Premier film de la trilogie dite de l’appartement avec Rosemary’s Baby (1968) et Le Locataire (1976), Répulsion devait être au départ un petit film d’horreur. Roman Polanski et Gérard Brach ont dépeint un tableau de la folie ou plutôt d’une jeune femme dont le spectateur assiste très rapidement à son glissement vers la folie. Les trois oeuvres ont en commun de suivre le point de vue d’un personnage et Répulsion suit celui du personnage central, Carol, interprété par Catherine Deneuve.

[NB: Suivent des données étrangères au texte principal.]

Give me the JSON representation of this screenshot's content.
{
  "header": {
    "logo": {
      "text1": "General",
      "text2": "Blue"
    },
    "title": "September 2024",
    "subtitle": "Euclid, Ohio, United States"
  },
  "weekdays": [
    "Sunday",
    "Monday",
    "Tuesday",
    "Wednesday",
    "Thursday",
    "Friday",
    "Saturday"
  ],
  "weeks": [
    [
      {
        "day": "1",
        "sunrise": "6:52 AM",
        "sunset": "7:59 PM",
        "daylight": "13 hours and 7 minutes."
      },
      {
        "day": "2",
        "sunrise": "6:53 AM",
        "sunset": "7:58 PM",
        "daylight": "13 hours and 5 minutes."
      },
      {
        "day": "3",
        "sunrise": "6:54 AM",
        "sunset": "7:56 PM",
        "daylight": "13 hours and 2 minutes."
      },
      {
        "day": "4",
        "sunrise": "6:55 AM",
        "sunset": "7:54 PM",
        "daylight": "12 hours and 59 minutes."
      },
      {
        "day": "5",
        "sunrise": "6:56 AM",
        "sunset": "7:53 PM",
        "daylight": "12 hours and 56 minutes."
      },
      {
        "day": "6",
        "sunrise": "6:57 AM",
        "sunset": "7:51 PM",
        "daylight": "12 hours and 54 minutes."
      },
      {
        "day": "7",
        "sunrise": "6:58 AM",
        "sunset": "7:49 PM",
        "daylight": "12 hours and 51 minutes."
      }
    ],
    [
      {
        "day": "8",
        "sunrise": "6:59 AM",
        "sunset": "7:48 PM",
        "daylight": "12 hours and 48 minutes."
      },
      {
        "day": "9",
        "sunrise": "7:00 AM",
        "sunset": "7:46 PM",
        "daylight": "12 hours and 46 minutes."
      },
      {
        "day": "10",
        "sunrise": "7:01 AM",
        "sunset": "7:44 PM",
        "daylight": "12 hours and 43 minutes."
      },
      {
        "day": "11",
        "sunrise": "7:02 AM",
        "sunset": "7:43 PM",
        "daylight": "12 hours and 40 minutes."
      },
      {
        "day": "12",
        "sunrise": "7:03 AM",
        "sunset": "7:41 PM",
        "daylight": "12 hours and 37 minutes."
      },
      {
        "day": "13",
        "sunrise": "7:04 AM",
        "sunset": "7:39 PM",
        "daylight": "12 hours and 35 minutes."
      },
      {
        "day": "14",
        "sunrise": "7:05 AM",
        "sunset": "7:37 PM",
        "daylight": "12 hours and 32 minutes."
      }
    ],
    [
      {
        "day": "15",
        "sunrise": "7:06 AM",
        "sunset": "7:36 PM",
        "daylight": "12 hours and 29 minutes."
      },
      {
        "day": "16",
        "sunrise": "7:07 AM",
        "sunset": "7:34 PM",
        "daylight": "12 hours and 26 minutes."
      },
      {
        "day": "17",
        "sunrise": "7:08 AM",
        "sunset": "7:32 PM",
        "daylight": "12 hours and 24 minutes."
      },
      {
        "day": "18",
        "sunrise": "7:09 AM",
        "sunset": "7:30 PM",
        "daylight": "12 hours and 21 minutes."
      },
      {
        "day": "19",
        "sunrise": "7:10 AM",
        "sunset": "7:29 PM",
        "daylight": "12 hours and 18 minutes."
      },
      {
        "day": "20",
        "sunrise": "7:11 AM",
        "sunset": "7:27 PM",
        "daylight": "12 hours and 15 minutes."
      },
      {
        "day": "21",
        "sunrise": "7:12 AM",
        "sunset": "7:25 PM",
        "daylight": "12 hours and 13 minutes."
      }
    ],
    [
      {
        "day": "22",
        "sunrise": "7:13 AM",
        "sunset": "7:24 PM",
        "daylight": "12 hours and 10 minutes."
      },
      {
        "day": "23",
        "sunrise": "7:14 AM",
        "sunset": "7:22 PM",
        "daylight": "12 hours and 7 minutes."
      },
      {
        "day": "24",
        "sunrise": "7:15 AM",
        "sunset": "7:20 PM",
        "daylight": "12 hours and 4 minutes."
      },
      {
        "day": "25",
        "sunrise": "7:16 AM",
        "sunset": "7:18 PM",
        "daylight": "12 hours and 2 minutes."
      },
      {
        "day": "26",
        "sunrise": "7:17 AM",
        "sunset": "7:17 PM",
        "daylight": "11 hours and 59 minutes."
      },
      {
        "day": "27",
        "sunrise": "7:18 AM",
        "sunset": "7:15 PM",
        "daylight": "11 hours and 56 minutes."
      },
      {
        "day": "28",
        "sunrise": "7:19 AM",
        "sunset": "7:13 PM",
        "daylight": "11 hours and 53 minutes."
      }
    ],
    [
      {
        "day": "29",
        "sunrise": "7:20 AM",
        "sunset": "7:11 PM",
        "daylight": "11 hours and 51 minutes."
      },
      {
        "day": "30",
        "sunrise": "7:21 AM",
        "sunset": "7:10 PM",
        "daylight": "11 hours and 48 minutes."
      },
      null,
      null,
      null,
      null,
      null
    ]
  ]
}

Le film commence par un très gros plan de l’oeil droit de Carol qui ne se ferme pas durant 1 minute 40 secondes - un des plans les plus compliqués à tourner selon l’aveu de Catherine Deneuve dans les commentaires audio - sur lequel défilent les informations du générique, dont l’auteur est Maurice Binder, créateur du logo de James Bond. Cet oeil ouvert, apeuré, ainsi que la musique (des roulements de tambour) faisant songer à des battements de coeur créent une tension dès l'ouverture du film et donnent déjà des informations sur le personnage principal : le travelling arrière qui suit ce gros plan est comme un arrêt sur image sur Carol qui est ailleurs, a l’air de rêver (le thème musical confirme ce caractère) mais semble perturbée intérieurement. Ce travail et ce jeu sur la relation entre les notions d’intérieur et extérieur se retrouvent à plusieurs échelles du film.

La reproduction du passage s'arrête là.